A Fan of Alternatives
By Brad Thomason, CPA
May 8, 2015

It has been said that in order to do a good job selling something, you really need to believe in it. At some point, no matter what business you are in, you get asked whether you really believe in your widget or if you are just pretending to in order to make more sales.

Among the services our firm sells are a number of offerings designed to make it easier for retirees and investors to be involved with Alternative Investments. These run the range from analysis and advice, to deal sourcing, to help with the management of holdings. We believe that these services fill a common need that’s out there in the market. And we believe that there are any number of situations where Alternatives can be a better choice for a portfolio allocation than a more traditional choice.

A long time ago I had a stock broker’s license. In fact, I had the license that you have to have to supervise other brokers and be an executive within a broker/dealer. It’s called a Principal’s license (Series 24, to be technical). It meant that I had access to the full range of stocks, bonds, funds and other specialty securities that make up the catalog of every major b/d in the US. I even got to conduct due diligence and chime in from time to time when we were considering new offerings to add to the list. Ultimately I turned in my license and moved on. Which I mention simply to make the point: if we wanted to be in the business of selling traditional investments, we could be; and would be.  Because we were.

I left the b/d world for a host of reasons that even today I probably still couldn’t fully articulate. But there were a few main points that stand out. First is the fact that there are already an awful lot of people selling those products. It’s a commodity business, and I realized one morning that if I was no longer present to be part of that army, no one in the whole world was going to be worse off, me included.

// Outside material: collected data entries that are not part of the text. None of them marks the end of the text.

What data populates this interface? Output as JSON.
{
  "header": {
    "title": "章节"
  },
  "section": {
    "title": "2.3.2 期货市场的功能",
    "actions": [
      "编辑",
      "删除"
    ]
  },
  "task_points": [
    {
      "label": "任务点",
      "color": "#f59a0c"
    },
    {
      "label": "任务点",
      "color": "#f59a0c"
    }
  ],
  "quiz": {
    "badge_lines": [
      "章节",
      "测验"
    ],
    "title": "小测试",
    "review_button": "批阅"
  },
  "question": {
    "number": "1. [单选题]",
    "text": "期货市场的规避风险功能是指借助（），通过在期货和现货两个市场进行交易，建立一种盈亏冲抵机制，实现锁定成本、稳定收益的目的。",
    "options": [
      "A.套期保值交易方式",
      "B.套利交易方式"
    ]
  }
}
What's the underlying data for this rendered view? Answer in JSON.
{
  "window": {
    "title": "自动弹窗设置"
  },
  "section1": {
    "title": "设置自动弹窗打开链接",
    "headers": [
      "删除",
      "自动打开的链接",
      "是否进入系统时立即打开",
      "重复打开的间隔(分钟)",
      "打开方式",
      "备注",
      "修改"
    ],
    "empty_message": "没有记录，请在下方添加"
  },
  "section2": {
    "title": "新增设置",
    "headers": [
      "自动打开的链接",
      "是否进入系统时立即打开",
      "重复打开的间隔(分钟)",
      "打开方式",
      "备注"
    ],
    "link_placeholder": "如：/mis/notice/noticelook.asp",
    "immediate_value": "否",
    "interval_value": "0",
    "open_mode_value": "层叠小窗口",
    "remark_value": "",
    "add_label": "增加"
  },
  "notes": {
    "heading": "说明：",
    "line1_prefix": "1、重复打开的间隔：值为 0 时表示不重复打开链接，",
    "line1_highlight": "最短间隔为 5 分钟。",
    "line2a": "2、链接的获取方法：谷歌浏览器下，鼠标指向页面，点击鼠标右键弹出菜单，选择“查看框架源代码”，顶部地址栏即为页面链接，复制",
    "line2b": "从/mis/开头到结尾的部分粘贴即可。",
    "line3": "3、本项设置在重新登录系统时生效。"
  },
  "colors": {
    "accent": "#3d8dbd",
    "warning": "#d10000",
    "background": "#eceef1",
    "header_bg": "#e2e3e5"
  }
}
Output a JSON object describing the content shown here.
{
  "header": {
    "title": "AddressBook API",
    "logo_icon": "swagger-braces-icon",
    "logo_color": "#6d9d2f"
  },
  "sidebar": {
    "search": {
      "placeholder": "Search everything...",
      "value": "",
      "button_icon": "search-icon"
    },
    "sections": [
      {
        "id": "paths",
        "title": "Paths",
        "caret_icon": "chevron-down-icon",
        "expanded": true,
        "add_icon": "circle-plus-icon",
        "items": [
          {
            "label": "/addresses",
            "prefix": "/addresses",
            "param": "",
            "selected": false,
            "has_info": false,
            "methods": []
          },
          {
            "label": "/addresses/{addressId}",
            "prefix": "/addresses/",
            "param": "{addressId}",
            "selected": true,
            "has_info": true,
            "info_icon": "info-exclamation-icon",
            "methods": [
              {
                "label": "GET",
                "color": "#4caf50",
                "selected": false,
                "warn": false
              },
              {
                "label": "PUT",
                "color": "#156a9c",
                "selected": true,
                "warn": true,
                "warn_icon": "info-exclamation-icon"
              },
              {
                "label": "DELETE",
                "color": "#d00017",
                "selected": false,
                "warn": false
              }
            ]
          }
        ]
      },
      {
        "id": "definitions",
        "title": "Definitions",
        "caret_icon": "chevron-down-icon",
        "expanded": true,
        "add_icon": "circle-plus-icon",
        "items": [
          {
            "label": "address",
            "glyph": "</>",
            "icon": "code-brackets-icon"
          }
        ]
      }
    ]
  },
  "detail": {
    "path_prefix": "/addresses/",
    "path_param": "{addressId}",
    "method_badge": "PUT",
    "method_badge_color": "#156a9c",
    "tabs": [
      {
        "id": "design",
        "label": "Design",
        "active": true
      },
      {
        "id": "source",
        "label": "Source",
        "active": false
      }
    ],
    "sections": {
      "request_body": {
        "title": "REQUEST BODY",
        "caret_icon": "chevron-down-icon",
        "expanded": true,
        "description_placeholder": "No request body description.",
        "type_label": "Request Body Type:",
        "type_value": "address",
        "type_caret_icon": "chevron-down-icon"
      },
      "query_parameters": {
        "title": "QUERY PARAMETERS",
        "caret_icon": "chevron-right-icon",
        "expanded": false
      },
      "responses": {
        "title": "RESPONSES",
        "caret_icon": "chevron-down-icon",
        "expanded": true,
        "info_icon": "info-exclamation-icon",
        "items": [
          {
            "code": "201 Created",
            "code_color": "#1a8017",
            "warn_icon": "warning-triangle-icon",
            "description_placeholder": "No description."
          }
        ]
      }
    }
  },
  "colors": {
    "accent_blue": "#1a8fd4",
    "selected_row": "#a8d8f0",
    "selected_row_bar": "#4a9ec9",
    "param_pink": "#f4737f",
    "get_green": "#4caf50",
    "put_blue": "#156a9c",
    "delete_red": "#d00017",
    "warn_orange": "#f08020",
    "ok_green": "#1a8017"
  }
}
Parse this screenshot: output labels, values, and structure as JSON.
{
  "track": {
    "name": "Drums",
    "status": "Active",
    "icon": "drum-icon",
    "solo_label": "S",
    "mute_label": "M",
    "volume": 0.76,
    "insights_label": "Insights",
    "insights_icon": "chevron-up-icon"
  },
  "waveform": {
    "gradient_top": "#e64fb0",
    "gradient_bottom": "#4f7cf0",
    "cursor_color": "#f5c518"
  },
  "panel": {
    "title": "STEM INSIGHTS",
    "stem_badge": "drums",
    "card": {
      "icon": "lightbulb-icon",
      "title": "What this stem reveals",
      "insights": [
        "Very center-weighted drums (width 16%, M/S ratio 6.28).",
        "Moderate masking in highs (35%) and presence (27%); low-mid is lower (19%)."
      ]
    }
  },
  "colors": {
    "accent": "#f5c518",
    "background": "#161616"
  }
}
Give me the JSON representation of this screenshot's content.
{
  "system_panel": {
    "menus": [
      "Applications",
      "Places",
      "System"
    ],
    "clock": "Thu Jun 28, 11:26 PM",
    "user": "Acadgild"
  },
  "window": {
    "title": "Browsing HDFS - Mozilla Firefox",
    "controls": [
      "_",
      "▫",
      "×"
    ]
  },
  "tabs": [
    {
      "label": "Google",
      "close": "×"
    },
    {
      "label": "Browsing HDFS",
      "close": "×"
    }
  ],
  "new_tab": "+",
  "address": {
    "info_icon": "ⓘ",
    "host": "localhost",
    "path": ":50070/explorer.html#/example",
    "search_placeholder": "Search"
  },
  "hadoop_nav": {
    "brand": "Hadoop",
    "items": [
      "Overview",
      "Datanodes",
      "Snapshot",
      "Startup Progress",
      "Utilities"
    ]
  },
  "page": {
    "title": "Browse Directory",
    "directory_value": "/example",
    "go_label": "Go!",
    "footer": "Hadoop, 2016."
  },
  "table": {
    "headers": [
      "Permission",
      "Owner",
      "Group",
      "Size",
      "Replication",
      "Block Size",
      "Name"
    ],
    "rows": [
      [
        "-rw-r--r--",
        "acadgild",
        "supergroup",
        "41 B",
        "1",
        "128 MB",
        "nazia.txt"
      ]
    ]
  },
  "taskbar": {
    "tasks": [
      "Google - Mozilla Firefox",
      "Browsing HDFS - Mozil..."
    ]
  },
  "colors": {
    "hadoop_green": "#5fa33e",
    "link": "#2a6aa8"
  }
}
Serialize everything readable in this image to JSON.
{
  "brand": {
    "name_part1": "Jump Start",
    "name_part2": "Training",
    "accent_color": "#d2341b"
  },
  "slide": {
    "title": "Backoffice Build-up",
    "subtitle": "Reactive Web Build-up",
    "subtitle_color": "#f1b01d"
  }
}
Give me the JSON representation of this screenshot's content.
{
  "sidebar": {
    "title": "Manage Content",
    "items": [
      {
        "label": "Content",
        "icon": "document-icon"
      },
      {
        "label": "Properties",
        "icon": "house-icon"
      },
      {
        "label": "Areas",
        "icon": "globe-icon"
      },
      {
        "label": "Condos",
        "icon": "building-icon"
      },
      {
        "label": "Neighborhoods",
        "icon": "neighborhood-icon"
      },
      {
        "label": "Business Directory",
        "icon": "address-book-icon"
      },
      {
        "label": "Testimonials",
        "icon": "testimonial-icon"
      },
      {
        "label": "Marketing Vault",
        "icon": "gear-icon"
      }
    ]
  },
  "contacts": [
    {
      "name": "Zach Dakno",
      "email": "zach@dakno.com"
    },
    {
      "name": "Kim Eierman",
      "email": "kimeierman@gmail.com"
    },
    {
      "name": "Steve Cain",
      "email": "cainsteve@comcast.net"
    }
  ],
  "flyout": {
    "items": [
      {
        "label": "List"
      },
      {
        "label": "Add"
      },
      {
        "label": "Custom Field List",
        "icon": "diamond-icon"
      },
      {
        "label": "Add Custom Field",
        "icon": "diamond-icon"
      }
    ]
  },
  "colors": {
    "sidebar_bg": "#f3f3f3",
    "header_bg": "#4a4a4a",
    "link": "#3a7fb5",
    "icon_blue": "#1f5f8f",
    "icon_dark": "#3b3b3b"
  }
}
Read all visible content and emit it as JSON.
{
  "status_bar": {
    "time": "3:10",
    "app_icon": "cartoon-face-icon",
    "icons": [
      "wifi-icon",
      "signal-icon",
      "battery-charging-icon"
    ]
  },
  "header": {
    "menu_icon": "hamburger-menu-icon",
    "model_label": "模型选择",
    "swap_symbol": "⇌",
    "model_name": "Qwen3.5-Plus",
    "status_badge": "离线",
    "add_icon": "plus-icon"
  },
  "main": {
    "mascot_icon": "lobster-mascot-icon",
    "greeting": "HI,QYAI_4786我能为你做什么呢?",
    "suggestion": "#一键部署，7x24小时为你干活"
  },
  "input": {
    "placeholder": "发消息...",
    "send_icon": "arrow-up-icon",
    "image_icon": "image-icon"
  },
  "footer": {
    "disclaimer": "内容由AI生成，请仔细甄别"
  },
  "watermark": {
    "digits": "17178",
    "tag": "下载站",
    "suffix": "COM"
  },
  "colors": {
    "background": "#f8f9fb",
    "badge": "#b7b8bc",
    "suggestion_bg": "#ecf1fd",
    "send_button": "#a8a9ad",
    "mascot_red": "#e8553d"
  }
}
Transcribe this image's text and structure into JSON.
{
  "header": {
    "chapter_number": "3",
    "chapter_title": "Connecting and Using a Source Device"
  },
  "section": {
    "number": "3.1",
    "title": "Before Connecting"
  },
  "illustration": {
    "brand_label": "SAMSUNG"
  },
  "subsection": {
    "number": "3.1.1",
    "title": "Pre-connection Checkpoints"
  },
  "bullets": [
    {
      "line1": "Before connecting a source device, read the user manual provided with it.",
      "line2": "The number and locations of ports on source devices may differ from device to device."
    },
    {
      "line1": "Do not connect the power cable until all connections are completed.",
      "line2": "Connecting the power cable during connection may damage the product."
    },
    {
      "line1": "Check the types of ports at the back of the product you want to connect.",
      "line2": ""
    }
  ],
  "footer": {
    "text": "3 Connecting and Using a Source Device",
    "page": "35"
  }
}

Second, I saw up close any number of instances when a broker had created a portfolio for someone which wasn’t getting the job done, and the broker had no idea what to try to change to fix it. I started becoming aware that there were a lot of things out there in the asset world which were better fits for many of the recurring situations I was seeing, but they were outside the scope of what the b/d was approved to peddle. My orientation, coming first from the CPA patch, was to find what worked for the client’s situation. More and more I became aware that many of the best solutions were not on the table; and the clients suffered because we couldn’t sell what would be more effective.

That lead to the third point. When you are licensed to a b/d, the compliance department gets to have a say in everything else you do professionally, whether it has anything to do with securities or not. That’s the law. The more I investigated Alternatives (tax liens first, then other things) the more potential I saw for the work I needed to do on the advisory side as a CPA being constrained by what the b/d would allow. So I made the choice to leave the traditional behind in favor of having access to the world of Alternatives, because I felt like that was the best way to accomplish what our clients needed done.

So, are we fans of Alternative Investments just because we sell services related to them?

No, sir. Just the opposite. Being a fan preceded the current business. And the current business didn’t happen by accident. We got “here” because we meant to, as the product of some intentional decisions about what to avoid or leave behind, and a rather significant amount of effort, spread over many years. We wanted to work with Alternatives, because we believe in them; not the other way around.

These services are not the only thing we do, and they are far from the only thing we are capable of doing. So we could still earn a living just fine if we spent our time elsewhere. But we don’t spend it elsewhere: we spend a lot of it working with Alternatives.

All of which you can take as testimony to the depth of our belief that given the right circumstances, these things really can help make your portfolio better.